One really good way to know how accurate our beliefs are is to ask ourselves if we are not where we want to be - or not where we think we should be in life. Have we been unable to achieve something we really desire (this could include pregnancy). If the answer is yes, then we can deduce that our perception of reality is a bit skewed, and this in turn is probably because we hold a belief about that thing which is wrong.
In other words, if we believe in something important but it is false, then we are believing in a false reality so inevitably our ship is going to sink, because reality always wins. The truths we ignore and the problems we don’t acknowledge always come home to roost.
Beliefs create our opinions, these opinions influence our decisions, and our decisions are what got us to wherever we now are. If we are in the wrong place it is more than likely because we have a wrong belief, or several. This is one of the most useful truths to embrace, but it can be a difficult one to swallow.
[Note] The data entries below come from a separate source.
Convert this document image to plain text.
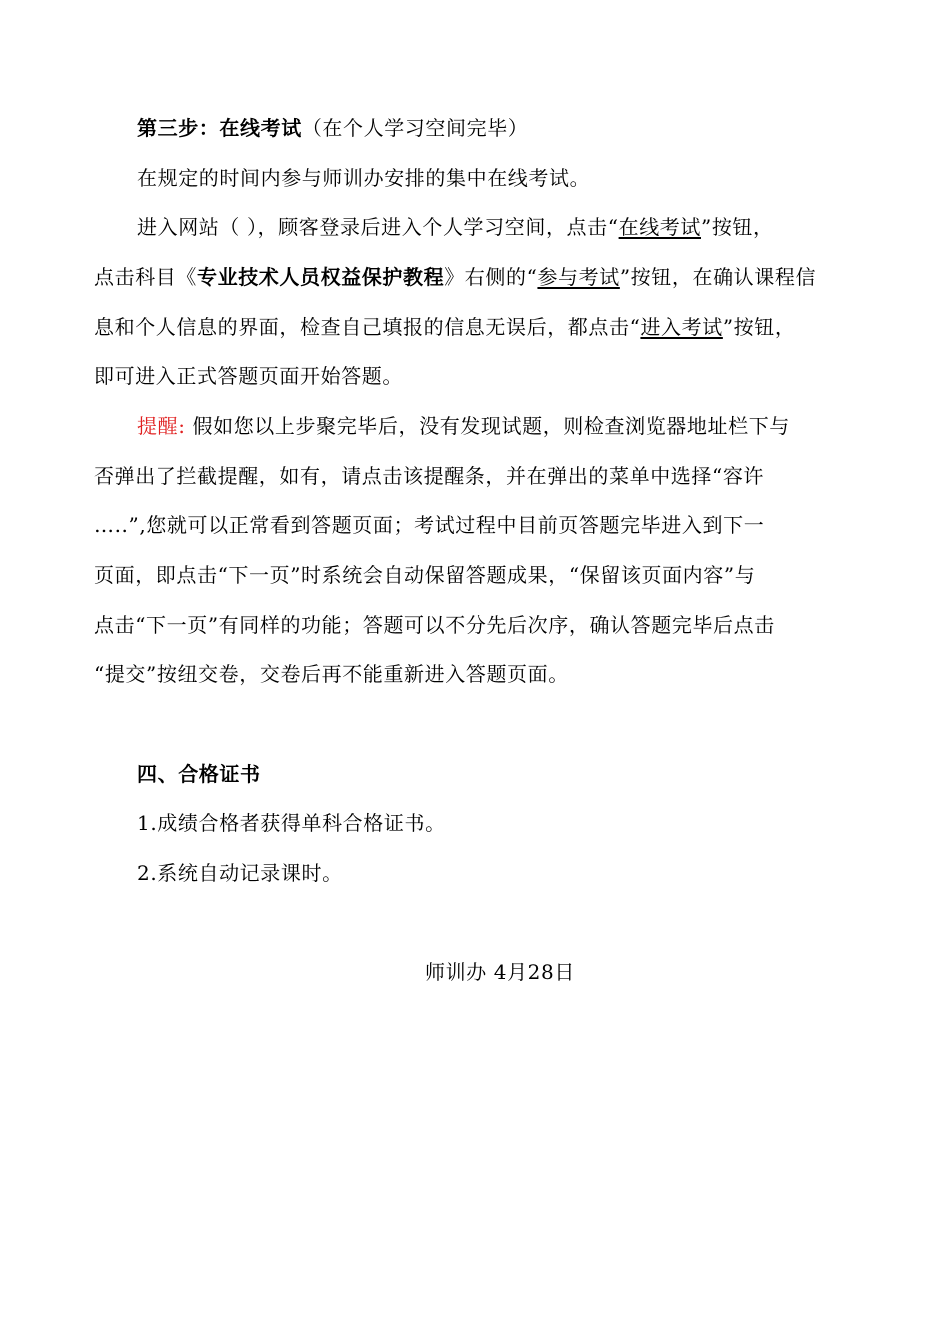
第三步：在线考试（在个人学习空间完毕）
在规定的时间内参与师训办安排的集中在线考试。
进入网站（ ），顾客登录后进入个人学习空间，点击“在线考试”按钮，
点击科目《专业技术人员权益保护教程》右侧的“参与考试”按钮，在确认课程信
息和个人信息的界面，检查自己填报的信息无误后，都点击“进入考试”按钮，
即可进入正式答题页面开始答题。
提醒: 假如您以上步聚完毕后，没有发现试题，则检查浏览器地址栏下与
否弹出了拦截提醒，如有，请点击该提醒条，并在弹出的菜单中选择“容许
…..”,您就可以正常看到答题页面；考试过程中目前页答题完毕进入到下一
页面，即点击“下一页”时系统会自动保留答题成果，“保留该页面内容”与
点击“下一页”有同样的功能；答题可以不分先后次序，确认答题完毕后点击
“提交”按纽交卷，交卷后再不能重新进入答题页面。
四、合格证书
1.成绩合格者获得单科合格证书。
2.系统自动记录课时。
师训办 4月28日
It’s even more difficult if we blame others for our situation, because this will get in the way of us assuming full responsibility for solving it.
It could easily be true that the problem is not your fault. Indeed, it is highly unlikely that any problem you have is entirely your fault, and therefore someone else is at least partly to blame.
I’m thinking parents here mostly! Health problems like infertility mostly have their roots in epigenetics, and sometimes even in some parenting style itself! So, no matter what way you cut it it’s not totally your fault, but it is totally your responsibility to solve it.
What you do to solve the problem, and even the very act of deciding to solve the problem in the first place, ABSOLUTELY depends on what you believe, so it’s really critical to spend some time exploring what your beliefs are around it.
The difficulty in confronting our beliefs is not having to come to terms with new facts, it’s about having to come to terms with the feeling that we have been wrong about something all this time.
An easy way to do this is to tell yourself that your belief was once true and it has served you in some way until now, but your priorities have changed and it no longer serves you so it is time to let it go – or time to upgrade it with a better truth. This doesn’t seem so bad…and indeed is how we grow as people. It feels good to do this.
I used to believe I could eat and drink whatever I wanted, and I’d be fine. It took a lot of work to overhaul that belief.
I used to believe that my first impressions of a person were accurate. It wasn’t until I became a therapist and really got to know my clients well that I realised I even had this belief and how wrong it was.
We choose what to believe – choose wisely!